800 dollars later, the guys had confirmed that line was indeed broken and also, blocked further down. This isn’t a surprise, we’ve known about the compromised sewer line for some time now. The last guy to service the line warned us that we’d only be able to do this so many times before we damaged the integrity of the 90 year old ceramic pipe. It’s a drag that it happened on the freezing cold night of Halloween and it’s a bigger drag that it’s going to cost us, collectively, a minimum of 5000 dollars to fix.
This morning, the sewer guys are coming back to dig up our yard. They’ll jackhammer part of the sidewalk and tear up a section of our landscaping to spot repair the break in the line. Once that bit is fixed, they’ll check out the other place in the line that’s blocked and let us know if it’s not going to cost us another 5k to get that part repaired. Update, noon. Homeowner’s association MADNESS! Red faced shouting neighbors! Repairs delayed because of shouting homeowners! It’s like pro-wrestling round here! It’s money we didn’t want to spend that way - we’d just booked a contractor for carpentry repairs. For completely obvious reasons, the sewer line comes first.
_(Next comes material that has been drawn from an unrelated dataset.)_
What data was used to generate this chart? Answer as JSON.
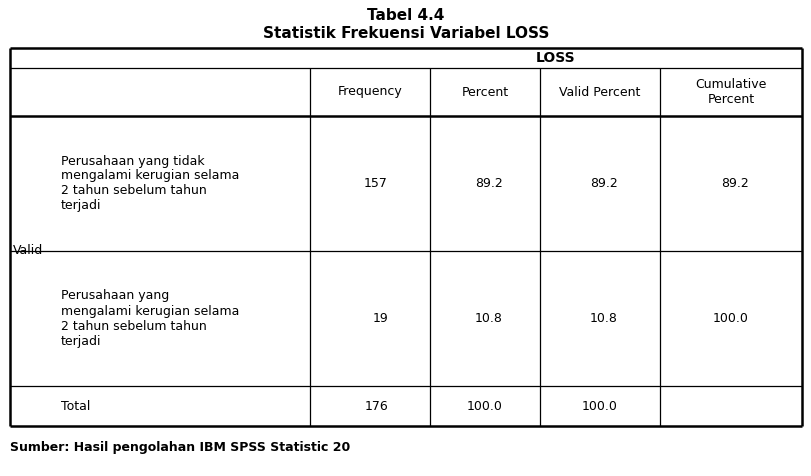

This painful repair reminds me why it’s a good idea to live in communally owned property. I’d be howling if I had to pay for this out of my own pocket. I know exactly where my homeowners dues are going, that’s for sure. If there’s anything scarier than looking down your own sewer line and then, being faced with a 5k repair estimate, I don’t want to know about it.
Update, Monday, Noon: There’s tiny backhoe digging up the sidewalk. It took them forever to get started because the rain gutter of the corner house - you see the porch in this photo - was pouring water directly on to the site where the guys wanted to dig. They had to gerryrig a system to reroute the rain off the site and in to the space between my house and the porch. I’m scared of what they’re going to find down there…
Nerd’s Eye View can’t stop eating the Butterfinger Crisp mini candy bars from the Halloween giveaway bowl. Turn out at my house was so low that I am sitting on enough candy to create a Mongol hoard out of a second grade classroom. I gotta stop buying candy for Halloween. That’ll bring the kids back to my house.
True story. After buying candy, I was walking past the coffee house and a handsome stranger in cool specs and dreads said this to me: Trick or treat! Trick or treat! Did I give him some of my Butterfingers? What do you think?
[tags]Halloween, sewer repair[/tags]


5 Responses to “Halloween House of Horrors”
By Marilyn on Nov 1, 2006 | Reply
Oh MAN. Sorry to hear this news.
By Back at Work Sarah on Nov 1, 2006 | Reply
We got wee trick-or-treaters! I wasn’t sure if it would happen in our neighborhood. Happy.
By dougdo on Nov 2, 2006 | Reply
Eeks. I miss Seattle and my Cap Hill neighbors up there at R. Court but I sure don’t miss this part of homeowning.